Natural gas prices have edged above $3/MMBtu as summer heat drives cooling demand. Cooling degree days surged to 66 last week, up from 36 the prior week and 34% above the 20-year mean. The NGSA projects a record summer power burn of 40.3 Bcf/d, driven by coal-to-gas switching and data center load growth.
But the market remains fundamentally comfortable. EIA data shows working gas in storage at 2,686 Bcf as of June 5, 151 Bcf above the five-year average. The 108 Bcf injection for that week was in line with seasonal norms. Inventories are expected to exceed the five-year maximum by end-October, per the EIA.
Production is the structural story. US dry gas output averaged ~109 Bcf/d in early June and the EIA projects 111.0 Bcf/d for full-year 2026, up from 107.7 Bcf/d in 2025. This growth is driven by associated gas from Permian oil production, which benefits from higher crude prices. LNG exports are at 17.6 Bcf/d and expected to reach 17.2 Bcf/d average for the year.
The EIA's June STEO projects Henry Hub averaging $3.34/MMBtu in H2 2026 and $3.46 in 2027. This was revised down from earlier forecasts as production growth outpaces demand. The agency noted that the price curve retains its shape but has been 'translated vertically downward.'
LNG feedgas has dipped from the March record of 19.7 Bcf/d due to maintenance at Golden Pass and Freeport LNG. Cheniere's Corpus Christi Stage 3 expansion is commissioning, which should add structural demand later in 2026. The US is on track to export 17.2 Bcf/d on average this year, up from 15.1 Bcf/d in 2025.

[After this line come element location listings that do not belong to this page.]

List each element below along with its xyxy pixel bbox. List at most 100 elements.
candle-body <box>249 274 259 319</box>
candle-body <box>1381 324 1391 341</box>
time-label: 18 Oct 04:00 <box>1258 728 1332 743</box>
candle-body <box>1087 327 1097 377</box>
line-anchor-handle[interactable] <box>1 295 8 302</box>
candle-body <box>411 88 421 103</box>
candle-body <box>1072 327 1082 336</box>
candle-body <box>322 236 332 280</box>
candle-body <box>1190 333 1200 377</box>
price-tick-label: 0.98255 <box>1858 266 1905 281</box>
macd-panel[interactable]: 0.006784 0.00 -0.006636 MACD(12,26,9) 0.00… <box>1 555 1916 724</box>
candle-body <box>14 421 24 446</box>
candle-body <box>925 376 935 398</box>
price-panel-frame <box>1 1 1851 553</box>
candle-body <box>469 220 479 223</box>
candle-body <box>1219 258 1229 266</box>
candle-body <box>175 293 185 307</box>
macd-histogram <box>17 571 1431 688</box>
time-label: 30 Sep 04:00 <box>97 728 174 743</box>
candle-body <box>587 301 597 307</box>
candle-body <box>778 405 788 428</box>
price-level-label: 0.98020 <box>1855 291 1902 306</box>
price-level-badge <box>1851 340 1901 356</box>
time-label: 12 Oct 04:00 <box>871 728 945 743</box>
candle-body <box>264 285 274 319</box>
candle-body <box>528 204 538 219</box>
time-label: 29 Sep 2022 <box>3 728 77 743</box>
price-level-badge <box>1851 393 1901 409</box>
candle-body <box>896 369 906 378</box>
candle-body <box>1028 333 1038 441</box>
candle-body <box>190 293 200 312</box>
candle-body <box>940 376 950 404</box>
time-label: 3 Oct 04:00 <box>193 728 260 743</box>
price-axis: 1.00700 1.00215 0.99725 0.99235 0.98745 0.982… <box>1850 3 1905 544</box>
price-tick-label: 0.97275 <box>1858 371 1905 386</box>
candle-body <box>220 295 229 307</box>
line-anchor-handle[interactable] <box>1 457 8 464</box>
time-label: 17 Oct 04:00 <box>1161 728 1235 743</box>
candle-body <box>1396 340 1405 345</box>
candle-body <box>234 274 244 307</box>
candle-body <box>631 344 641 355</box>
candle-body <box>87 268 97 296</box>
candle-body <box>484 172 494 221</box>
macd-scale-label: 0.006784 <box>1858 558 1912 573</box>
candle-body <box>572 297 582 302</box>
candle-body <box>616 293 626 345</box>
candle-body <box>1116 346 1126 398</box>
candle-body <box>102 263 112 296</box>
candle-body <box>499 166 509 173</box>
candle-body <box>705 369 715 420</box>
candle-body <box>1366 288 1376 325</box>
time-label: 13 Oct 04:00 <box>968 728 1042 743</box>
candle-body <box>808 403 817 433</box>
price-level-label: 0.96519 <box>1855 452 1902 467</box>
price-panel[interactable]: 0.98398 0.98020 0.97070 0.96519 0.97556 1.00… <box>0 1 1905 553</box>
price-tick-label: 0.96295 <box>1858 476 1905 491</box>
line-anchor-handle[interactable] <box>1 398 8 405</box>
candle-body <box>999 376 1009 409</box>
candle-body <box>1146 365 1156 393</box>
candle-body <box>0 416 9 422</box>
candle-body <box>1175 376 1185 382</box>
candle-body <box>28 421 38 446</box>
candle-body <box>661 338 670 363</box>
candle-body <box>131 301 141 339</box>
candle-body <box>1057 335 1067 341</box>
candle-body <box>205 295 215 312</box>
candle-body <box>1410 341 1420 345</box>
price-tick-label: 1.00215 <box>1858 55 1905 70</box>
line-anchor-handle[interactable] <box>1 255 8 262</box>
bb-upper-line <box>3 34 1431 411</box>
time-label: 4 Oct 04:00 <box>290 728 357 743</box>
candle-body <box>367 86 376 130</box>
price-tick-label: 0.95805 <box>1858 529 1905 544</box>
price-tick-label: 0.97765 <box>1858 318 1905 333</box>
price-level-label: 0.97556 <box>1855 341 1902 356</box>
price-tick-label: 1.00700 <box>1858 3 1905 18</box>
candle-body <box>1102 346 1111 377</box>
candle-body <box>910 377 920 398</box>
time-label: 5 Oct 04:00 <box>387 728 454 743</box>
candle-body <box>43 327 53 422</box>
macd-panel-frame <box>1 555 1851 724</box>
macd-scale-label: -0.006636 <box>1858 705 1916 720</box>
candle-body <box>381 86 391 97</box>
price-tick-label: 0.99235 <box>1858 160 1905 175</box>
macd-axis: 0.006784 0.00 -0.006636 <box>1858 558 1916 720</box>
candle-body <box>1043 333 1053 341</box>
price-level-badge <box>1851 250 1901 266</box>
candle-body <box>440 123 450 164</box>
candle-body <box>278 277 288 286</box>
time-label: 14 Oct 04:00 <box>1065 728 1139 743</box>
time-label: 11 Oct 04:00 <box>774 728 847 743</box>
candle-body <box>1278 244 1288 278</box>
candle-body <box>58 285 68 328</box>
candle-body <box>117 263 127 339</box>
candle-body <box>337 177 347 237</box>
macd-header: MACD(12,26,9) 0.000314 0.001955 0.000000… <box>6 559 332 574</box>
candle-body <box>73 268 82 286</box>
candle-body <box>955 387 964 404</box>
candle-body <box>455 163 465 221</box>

The $3 handle is the new normal — sub-$2 days are structurally gone with 17+ Bcf/d of LNG export capacity. But production growth is keeping a lid on prices. Buyers should lock summer baseload at current $3 levels rather than wait for a heat-driven spike. The real tightening comes in winter, when the December futures premium above $4 reflects genuine supply risk. For fixed-price procurement, hedging winter at $4+ is expensive but warranted given depleted storage flexibility.